Podríamos pensar primero en el lado oscuro de esta idea. Podemos guardar los cadáveres a buen recaudo en el armario, nuestros pecados secretos y nuestras idolatrías ocultas, pensando para nosotros mismos: “Si los demás supieran quién soy realmente, me despreciarían”. Bien, sabemos que somos lo que ocultamos.

Pero esta idea también tiene su lado positivo, y puede decirse que nuestro Señor la elogia. Jesús nos anima a esconder, en cierto modo, lo que está más cerca de nuestro corazón: “Cuídense de no practicar su justicia delante de los hombres para ser vistos por ellos” (Mt 6:1).

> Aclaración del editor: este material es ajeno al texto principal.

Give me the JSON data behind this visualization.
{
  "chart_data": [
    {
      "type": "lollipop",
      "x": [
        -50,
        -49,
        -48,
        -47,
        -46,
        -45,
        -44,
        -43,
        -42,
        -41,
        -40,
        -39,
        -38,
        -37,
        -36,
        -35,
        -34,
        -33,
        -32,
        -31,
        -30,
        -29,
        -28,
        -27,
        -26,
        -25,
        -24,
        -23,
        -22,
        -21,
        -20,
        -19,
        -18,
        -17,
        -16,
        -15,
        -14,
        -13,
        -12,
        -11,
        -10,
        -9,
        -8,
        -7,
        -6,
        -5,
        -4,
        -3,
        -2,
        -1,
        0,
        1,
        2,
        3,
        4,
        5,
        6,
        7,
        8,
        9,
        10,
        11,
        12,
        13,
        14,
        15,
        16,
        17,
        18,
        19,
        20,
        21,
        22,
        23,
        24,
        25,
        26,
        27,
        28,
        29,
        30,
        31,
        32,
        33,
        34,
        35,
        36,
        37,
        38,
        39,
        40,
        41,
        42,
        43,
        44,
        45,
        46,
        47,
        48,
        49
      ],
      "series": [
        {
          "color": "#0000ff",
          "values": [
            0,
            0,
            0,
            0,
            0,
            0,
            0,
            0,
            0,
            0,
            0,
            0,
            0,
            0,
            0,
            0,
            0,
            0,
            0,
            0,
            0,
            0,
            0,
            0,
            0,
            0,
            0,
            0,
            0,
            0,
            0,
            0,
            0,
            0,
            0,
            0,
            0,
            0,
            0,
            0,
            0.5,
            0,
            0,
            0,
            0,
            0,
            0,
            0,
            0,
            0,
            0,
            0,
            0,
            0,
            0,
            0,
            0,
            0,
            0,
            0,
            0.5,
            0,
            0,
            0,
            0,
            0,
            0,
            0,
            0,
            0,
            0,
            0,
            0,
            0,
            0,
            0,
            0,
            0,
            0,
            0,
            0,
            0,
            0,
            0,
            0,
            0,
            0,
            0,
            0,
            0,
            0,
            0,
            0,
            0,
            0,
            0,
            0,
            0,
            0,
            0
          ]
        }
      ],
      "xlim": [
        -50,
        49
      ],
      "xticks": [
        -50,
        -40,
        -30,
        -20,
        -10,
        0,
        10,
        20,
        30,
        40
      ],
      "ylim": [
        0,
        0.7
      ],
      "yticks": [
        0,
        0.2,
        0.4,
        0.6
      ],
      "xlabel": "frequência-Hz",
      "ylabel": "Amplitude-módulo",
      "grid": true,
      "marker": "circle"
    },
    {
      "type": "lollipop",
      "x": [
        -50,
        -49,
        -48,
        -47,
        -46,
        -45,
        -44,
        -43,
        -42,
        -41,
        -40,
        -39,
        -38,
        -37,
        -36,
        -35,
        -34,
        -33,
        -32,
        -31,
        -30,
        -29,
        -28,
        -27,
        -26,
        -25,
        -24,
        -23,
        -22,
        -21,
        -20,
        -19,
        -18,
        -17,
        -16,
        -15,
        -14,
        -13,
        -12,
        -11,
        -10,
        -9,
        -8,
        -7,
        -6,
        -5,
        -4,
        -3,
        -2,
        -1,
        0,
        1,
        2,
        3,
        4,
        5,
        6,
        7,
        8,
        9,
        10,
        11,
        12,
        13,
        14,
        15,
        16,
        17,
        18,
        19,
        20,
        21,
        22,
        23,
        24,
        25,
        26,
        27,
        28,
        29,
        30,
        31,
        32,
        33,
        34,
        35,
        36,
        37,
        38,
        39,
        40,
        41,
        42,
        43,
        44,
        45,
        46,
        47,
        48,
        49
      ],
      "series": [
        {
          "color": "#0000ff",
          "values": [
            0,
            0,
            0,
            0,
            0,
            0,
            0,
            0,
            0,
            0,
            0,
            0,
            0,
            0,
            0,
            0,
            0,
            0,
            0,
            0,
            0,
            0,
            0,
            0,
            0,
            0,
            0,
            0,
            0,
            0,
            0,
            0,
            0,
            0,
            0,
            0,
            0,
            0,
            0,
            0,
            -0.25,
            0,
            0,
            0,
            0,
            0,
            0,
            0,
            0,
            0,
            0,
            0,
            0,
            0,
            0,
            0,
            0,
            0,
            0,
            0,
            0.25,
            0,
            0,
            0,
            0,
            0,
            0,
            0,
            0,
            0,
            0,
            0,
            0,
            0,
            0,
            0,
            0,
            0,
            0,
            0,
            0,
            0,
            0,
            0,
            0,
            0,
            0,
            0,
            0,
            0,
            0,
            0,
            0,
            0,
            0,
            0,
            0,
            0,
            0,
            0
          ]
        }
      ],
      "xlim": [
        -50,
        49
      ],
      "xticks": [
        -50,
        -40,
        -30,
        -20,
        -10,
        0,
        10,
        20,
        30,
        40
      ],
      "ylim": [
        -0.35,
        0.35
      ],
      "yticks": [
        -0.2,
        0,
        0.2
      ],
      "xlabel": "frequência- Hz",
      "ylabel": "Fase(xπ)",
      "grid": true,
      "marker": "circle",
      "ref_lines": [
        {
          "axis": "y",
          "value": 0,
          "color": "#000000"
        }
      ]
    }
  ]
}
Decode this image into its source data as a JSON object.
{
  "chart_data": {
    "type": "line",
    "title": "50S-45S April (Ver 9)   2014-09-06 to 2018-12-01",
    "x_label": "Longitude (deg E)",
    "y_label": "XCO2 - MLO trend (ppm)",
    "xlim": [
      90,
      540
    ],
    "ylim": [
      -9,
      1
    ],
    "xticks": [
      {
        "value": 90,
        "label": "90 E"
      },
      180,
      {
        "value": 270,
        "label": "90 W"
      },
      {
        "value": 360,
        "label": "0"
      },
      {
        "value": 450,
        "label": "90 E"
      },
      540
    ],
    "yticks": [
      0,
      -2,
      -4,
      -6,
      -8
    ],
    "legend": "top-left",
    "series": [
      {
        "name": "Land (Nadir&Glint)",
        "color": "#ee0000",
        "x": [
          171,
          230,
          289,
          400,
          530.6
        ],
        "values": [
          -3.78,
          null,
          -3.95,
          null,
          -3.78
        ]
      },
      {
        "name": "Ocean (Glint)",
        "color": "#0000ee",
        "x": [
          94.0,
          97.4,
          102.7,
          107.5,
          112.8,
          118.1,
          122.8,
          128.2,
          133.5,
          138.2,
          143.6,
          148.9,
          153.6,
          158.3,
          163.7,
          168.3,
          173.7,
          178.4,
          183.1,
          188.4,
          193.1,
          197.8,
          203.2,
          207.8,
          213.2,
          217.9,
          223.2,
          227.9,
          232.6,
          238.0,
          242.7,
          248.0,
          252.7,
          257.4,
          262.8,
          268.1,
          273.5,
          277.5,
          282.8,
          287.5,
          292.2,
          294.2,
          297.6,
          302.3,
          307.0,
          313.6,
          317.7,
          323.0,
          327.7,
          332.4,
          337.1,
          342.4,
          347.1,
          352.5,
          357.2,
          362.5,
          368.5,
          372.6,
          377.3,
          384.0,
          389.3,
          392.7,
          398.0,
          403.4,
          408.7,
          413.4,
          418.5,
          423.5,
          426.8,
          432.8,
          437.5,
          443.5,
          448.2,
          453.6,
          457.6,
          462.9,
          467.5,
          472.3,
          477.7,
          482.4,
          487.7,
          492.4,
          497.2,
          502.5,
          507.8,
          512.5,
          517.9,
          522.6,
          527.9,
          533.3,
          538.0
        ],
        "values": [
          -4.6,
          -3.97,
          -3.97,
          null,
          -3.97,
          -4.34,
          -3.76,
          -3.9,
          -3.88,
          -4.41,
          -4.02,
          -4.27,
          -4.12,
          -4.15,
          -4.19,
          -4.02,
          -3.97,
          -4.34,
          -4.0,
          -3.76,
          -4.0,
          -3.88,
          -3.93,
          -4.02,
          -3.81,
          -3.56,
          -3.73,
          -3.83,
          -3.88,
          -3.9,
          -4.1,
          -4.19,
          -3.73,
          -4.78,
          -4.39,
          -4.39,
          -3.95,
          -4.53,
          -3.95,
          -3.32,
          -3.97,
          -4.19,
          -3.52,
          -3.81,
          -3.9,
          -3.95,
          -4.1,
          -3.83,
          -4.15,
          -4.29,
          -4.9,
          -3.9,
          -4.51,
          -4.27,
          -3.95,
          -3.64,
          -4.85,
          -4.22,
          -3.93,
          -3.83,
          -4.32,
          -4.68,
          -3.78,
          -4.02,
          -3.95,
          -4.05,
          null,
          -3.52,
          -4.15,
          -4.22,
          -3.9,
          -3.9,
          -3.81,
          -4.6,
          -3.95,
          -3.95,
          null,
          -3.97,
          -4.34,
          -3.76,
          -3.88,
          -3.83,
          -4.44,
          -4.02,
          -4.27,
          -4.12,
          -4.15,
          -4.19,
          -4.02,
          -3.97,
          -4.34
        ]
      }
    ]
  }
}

Nos enfrentamos a la fuerte y común tentación de hacer lo que hacemos para recibir la alabanza y la admiración de la gente. La apariencia de rectitud puede llegar a ser fácilmente más importante para nosotros que la rectitud misma. Pero la verdadera justicia, podríamos decir, no es meramente algo que mostramos, sino también y especialmente algo que escondemos. De ahí la exhortación de Jesús a practicar la justicia ―la caridad, la oración y el ayuno― “en secreto” (Mt 6:2-18).

El llamado a la oración secreta

Las palabras y advertencias de Jesús sobre el dar, la oración y el ayuno coinciden claramente. Debemos tener cuidado para que nuestra motivación no sea la efímera recompensa de la estima de los demás (Mt 6:2, 5, 16). Pero la oración parece ocupar un lugar central entre estos tres, y no solo porque se encuentre en medio. Por un lado, Jesús dedica a la oración el doble de tiempo que a dar y al ayuno juntos. Por otra parte, cuando se trata de la oración en el medio, Jesús advierte contra una segunda motivación problemática, además de buscar la admiración de los demás.

“Y al orar, no usen ustedes repeticiones sin sentido, como los gentiles, porque ellos se imaginan que serán oídos por su palabrería” (v 7). En el fondo, parece que “los gentiles” oran para adquirir cosas de las que carecen y sienten necesidad, pensando que la oración es simplemente un medio para ese fin. Pero, además, suponen que es necesario incitar a la divinidad para que entregue los bienes. Así que acumulan muchas palabras, tal vez pensando que Dios necesita ser informado de nuestra lista de necesidades, o que una elocuencia prolija puede impresionarle para que actúe, o que se requiere una abundante articulación de la “verdad” para pasar un umbral.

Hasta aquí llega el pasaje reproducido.